Don Elio Benedetto, Parroco in Palata, giovedì 20 agosto celebra il 50° di Messa a Canneto.
Dall’insieme di dinamismo e spiritualità, mediante la “Madonna del sorriso” scopre negli anni ’70 il suo carisma per la Famiglia cristiana “Sabato verrà don Lamera a Canneto. Una personalità di spicco nella Chiesa, un sacerdote dal cuore grande, apostolo della famiglia. Egli aspira, respira ed esprime lo spirito e il dinamismo di San Paolo”.

Manco aveva dieci anni di Messa quando Don Elio – spumeggiante parroco a Palata ancora in talare – mi sversa addosso tutta questa eccitazione. “Son certo che ti appassionerà. E, seppur ultrasessantenne – dovresti vederlo don Lamera – è ancora tutto fuoco nello zelo sacerdotale”.
Bella primavera sul finire degli anni ’70. Con la “Simca-1000”, assieme a Carolina, vado a Canneto. Non c’era troppo affollamento. E, in mezzo all’esuberanza del verde, ci accoglie e ci seduce la serenità del volto ed il risolino di don Antonio Cerrone, vicario generale a Trivento. Fraterno e soleggiato anche l’abbraccio con don Nicola d’Amico e con don Antonino d’Aulerio, sacerdote santo dal graffiante umorismo, soave amico già da molti anni. C’è pure don Luigi Ranalli da San Vito Chietino. E qui noto la presenza di Maurizio ed Anna Grimaldi discesi da Trivento e, da Montefalcone, quella di Giannino e Petrina Desiato, che ancora non conosco ma con i quali da quel pomeriggio, entrerò in piena familiarità.

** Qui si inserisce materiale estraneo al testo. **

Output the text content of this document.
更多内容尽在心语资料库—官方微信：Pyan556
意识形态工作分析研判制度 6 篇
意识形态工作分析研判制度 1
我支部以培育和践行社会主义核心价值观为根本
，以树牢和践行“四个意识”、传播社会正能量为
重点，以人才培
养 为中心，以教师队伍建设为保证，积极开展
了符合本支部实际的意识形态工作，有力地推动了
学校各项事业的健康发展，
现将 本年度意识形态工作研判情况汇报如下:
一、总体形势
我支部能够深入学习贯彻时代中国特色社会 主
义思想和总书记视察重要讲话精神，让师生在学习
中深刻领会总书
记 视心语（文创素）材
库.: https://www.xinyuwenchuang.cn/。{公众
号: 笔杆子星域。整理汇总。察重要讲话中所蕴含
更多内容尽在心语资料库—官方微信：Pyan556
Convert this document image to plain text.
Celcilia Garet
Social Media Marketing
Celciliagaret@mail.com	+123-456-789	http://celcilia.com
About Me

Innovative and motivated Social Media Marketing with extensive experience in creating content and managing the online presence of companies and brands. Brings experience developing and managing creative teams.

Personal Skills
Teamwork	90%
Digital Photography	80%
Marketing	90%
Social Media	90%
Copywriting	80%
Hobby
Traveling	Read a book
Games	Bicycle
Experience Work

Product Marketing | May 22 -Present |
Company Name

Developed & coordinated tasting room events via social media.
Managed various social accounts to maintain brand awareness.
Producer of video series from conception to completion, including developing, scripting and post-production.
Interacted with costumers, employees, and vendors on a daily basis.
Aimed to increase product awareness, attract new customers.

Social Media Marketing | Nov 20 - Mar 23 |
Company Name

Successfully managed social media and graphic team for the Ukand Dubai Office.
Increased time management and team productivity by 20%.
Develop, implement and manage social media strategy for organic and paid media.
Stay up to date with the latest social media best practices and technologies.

All’interno dell’Abbazia – seduto tra Alberto e Franca Rubino – scruto un prete infiacchito, (e, mi farfuglia don Elio) “ è incurvato per la deviazione della colonna vertebrale, avvenuta quando aveva 18 anni”. E’ lui, Don Stefano Lamera, raggiante. Nella rotazione dei saluti, quando arriva il mio turno – mi si accosta con l’astuzia d’una presentazione stuzzicante, mormorandomi all’orecchio: “ho bisogno di genitori santi!”.  E registrando anche un mio imbarazzo scaturito dal reciproco forte e forse dolente abbraccio alla sua schiena, ironizza: “povero don Lamera se non avesse questa gobba!”.

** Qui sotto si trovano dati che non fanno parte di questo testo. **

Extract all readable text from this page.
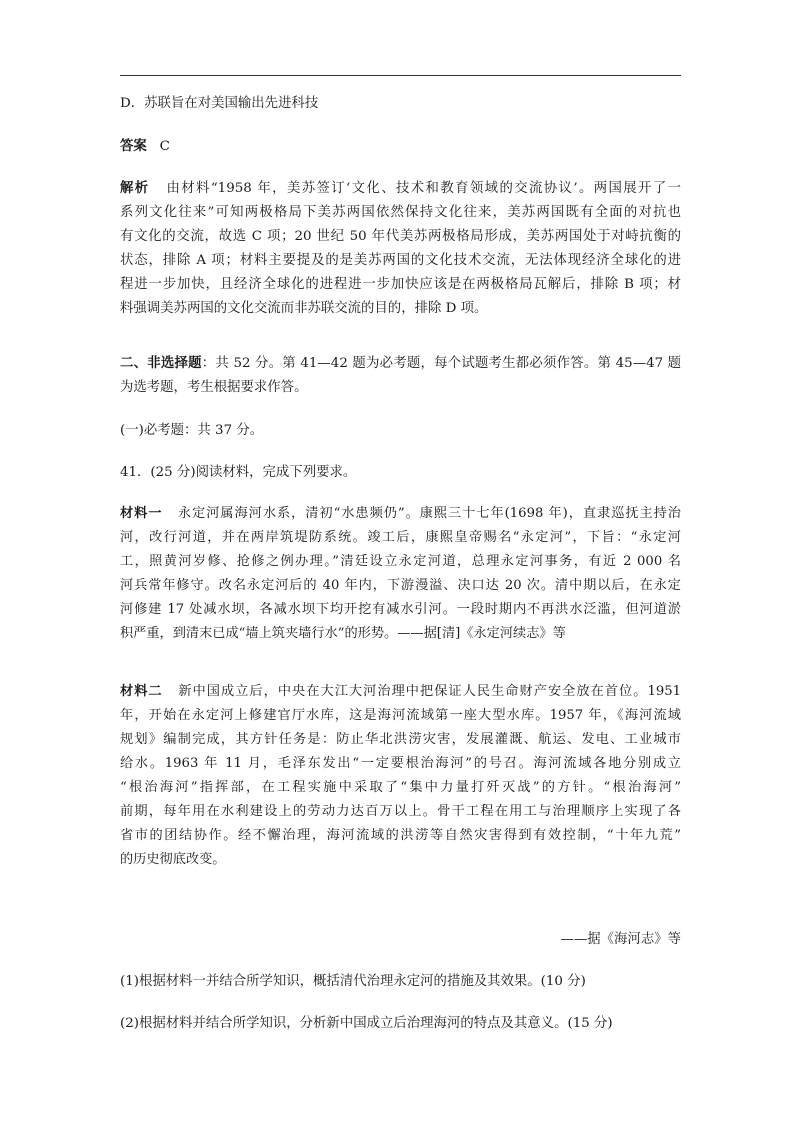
D．苏联旨在对美国输出先进科技
答案 C
解析 由材料“1958 年，美苏签订‘文化、技术和教育领域的交流协议’。两国展开了一
系列文化往来”可知两极格局下美苏两国依然保持文化往来，美苏两国既有全面的对抗也
有文化的交流，故选 C 项；20 世纪 50 年代美苏两极格局形成，美苏两国处于对峙抗衡的
状态，排除 A 项；材料主要提及的是美苏两国的文化技术交流，无法体现经济全球化的进
程进一步加快，且经济全球化的进程进一步加快应该是在两极格局瓦解后，排除 B 项；材
料强调美苏两国的文化交流而非苏联交流的目的，排除 D 项。
二、非选择题：共 52 分。第 41—42 题为必考题，每个试题考生都必须作答。第 45—47 题
为选考题，考生根据要求作答。
(一)必考题：共 37 分。
41．(25 分)阅读材料，完成下列要求。
材料一 永定河属海河水系，清初“水患频仍”。康熙三十七年(1698 年)，直隶巡抚主持治
河，改行河道，并在两岸筑堤防系统。竣工后，康熙皇帝赐名“永定河”，下旨：“永定河
工，照黄河岁修、抢修之例办理。”清廷设立永定河道，总理永定河事务，有近 2 000 名
河兵常年修守。改名永定河后的 40 年内，下游漫溢、决口达 20 次。清中期以后，在永定
河修建 17 处减水坝，各减水坝下均开挖有减水引河。一段时期内不再洪水泛滥，但河道淤
积严重，到清末已成“墙上筑夹墙行水”的形势。——据[清]《永定河续志》等
材料二 新中国成立后，中央在大江大河治理中把保证人民生命财产安全放在首位。1951
年，开始在永定河上修建官厅水库，这是海河流域第一座大型水库。1957 年，《海河流域
规划》编制完成，其方针任务是：防止华北洪涝灾害，发展灌溉、航运、发电、工业城市
给水。1963 年 11 月，毛泽东发出“一定要根治海河”的号召。海河流域各地分别成立
“根治海河”指挥部，在工程实施中采取了“集中力量打歼灭战”的方针。“根治海河”
前期，每年用在水利建设上的劳动力达百万以上。骨干工程在用工与治理顺序上实现了各
省市的团结协作。经不懈治理，海河流域的洪涝等自然灾害得到有效控制，“十年九荒”
的历史彻底改变。
——据《海河志》等
(1)根据材料一并结合所学知识，概括清代治理永定河的措施及其效果。(10 分)
(2)根据材料并结合所学知识，分析新中国成立后治理海河的特点及其意义。(15 分)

Egli era venuto – mi sembra – per la prima volta in Molise, da primo delegato a divulgare l’ ”Istituto Santa Famiglia”, fondato nel 1960 da don Giacomo Alberione. Una invenzione strana e vezzosa di quest’uomo di Dio (ora Beato) silenzioso e fragoroso. Desiderava accendere nel cuore degli Sposi d’ogni età, il fermento ad una consistenza di vita sobria, docile al volere del cielo; ispirata all’incanto della rettitudine e della laboriosità nella vita matrimoniale e comunitaria, e poterli consacrare poi alla Famiglia di Nazareth.
Attraverso la decorazione di questi sogni, don Lamera effonde subito l’affascinante e prodigiosa ricchezza della sua parola, lì, sotto lo sguardo della statua policroma di Santa Maria del Canneto, che poi definirà “la Madonna del sorriso”.

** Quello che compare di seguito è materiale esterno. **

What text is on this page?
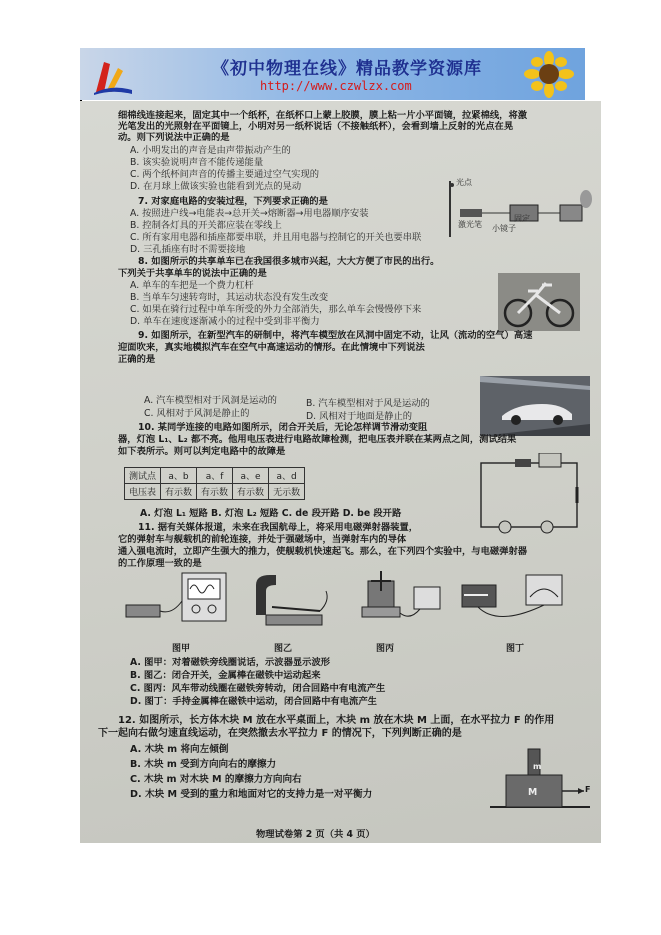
《初中物理在线》精品教学资源库
http://www.czwlzx.com
细棉线连接起来，固定其中一个纸杯，在纸杯口上蒙上胶膜，膜上粘一片小平面镜，拉紧棉线，将激
光笔发出的光照射在平面镜上，小明对另一纸杯说话（不接触纸杯），会看到墙上反射的光点在晃
动。则下列说法中正确的是
A. 小明发出的声音是由声带振动产生的
B. 该实验说明声音不能传递能量
C. 两个纸杯间声音的传播主要通过空气实现的
D. 在月球上做该实验也能看到光点的晃动	光点
激光笔 小镜子
固定
7. 对家庭电路的安装过程，下列要求正确的是
A. 按照进户线→电能表→总开关→熔断器→用电器顺序安装
B. 控制各灯具的开关都应装在零线上
C. 所有家用电器和插座都要串联，并且用电器与控制它的开关也要串联
D. 三孔插座有时不需要接地
8. 如图所示的共享单车已在我国很多城市兴起，大大方便了市民的出行。
下列关于共享单车的说法中正确的是
A. 单车的车把是一个费力杠杆
B. 当单车匀速转弯时，其运动状态没有发生改变
C. 如果在骑行过程中单车所受的外力全部消失，那么单车会慢慢停下来
D. 单车在速度逐渐减小的过程中受到非平衡力
9. 如图所示，在新型汽车的研制中，将汽车模型放在风洞中固定不动，让风（流动的空气）高速
迎面吹来，真实地模拟汽车在空气中高速运动的情形。在此情境中下列说法
正确的是
A. 汽车模型相对于风洞是运动的	B. 汽车模型相对于风是运动的
C. 风相对于风洞是静止的	D. 风相对于地面是静止的
10. 某同学连接的电路如图所示，闭合开关后，无论怎样调节滑动变阻
器，灯泡 L₁、L₂ 都不亮。他用电压表进行电路故障检测，把电压表并联在某两点之间，测试结果
如下表所示。则可以判定电路中的故障是
测试点	a、b	a、f	a、e	a、d
电压表	有示数	有示数	有示数	无示数
A. 灯泡 L₁ 短路 B. 灯泡 L₂ 短路 C. de 段开路 D. be 段开路
11. 据有关媒体报道，未来在我国航母上，将采用电磁弹射器装置，
它的弹射车与舰载机的前轮连接，并处于强磁场中，当弹射车内的导体
通入强电流时，立即产生强大的推力，使舰载机快速起飞。那么，在下列四个实验中，与电磁弹射器
的工作原理一致的是
图甲	图乙	图丙	图丁
A. 图甲：对着磁铁旁线圈说话，示波器显示波形
B. 图乙：闭合开关，金属棒在磁铁中运动起来
C. 图丙：风车带动线圈在磁铁旁转动，闭合回路中有电流产生
D. 图丁：手持金属棒在磁铁中运动，闭合回路中有电流产生
12. 如图所示，长方体木块 M 放在水平桌面上，木块 m 放在木块 M 上面，在水平拉力 F 的作用
下一起向右做匀速直线运动，在突然撤去水平拉力 F 的情况下，下列判断正确的是
A. 木块 m 将向左倾倒
B. 木块 m 受到方向向右的摩擦力
C. 木块 m 对木块 M 的摩擦力方向向右
D. 木块 M 受到的重力和地面对它的支持力是一对平衡力
m
M	F
物理试卷第 2 页（共 4 页）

Ondate di compiacimenti e di condiscendenze. Don Elio Benedetto è in visibilio. Da quel giorno e da Canneto, decide di privilegiare e di guardare “la famiglia” come sorgente di comunione e di diffusione della tenerezza di Cristo che non finisce. E, per la gioia e la grazia dei suoi 50 anni di Sacerdozio, mi sembra onesto limitarmi a inquadrarlo e a raccontarlo, soltanto per questa sua audacia diffusiva dell’amore di Cristo per la famiglia e attraverso la famiglia. Anche perché, nell’insieme di dinamismo e spiritualità, l’avevo già radiografato attraverso “Il profumo del tempo”, quel libricino pubblicato in occasione del suo 25° di Messa, coinciso press’a poco al mio trasferimento definitivo da Palata.

Crea dunque in parrocchia il “Gruppo Santa Famiglia” numericamente sostanzioso.  Girandole di attività, di occasioni rilevanti e attraenti, di incontri formativi e informativi ispirati alla vita matrimoniale, alla spiritualità laicale, alla promozione d’una cittadinanza cristiana all’interno della collettività civile. “L’amore e il tempo libero”, è uno fra i temi di preparazione al matrimonio sacramentale. Viene a Palata don Vittorio Fusco (quando ancora non era Vescovo di Gallipoli) a parlare delle coppie celebri di Sposi nella Bibbia: Tobia e Sara, Ester e Assuero, Giacobbe e Rachele, Gioacchino e Anna. Arrivano da Campobasso Andrea e Rita De Lisio, dell’Ufficio Pastorale per la Famiglia a conversare su accoglienza e accompagnamento delle famiglie ferite e anche don Angelo Spina, attuale Arcivescovo di Ancona mentre era parroco a Boiano. Perfino il Dott. Antonio Vendemmiati e la psicologa Carmela Buonviaggio a educare le coppie al benessere fisico e interiore, a tutelare la loro salute fisica e svelare il segreto del sollievo nei dispiaceri.  Don Elio raggiunge, così davvero, la cifra piena del coinvolgimento comunitario.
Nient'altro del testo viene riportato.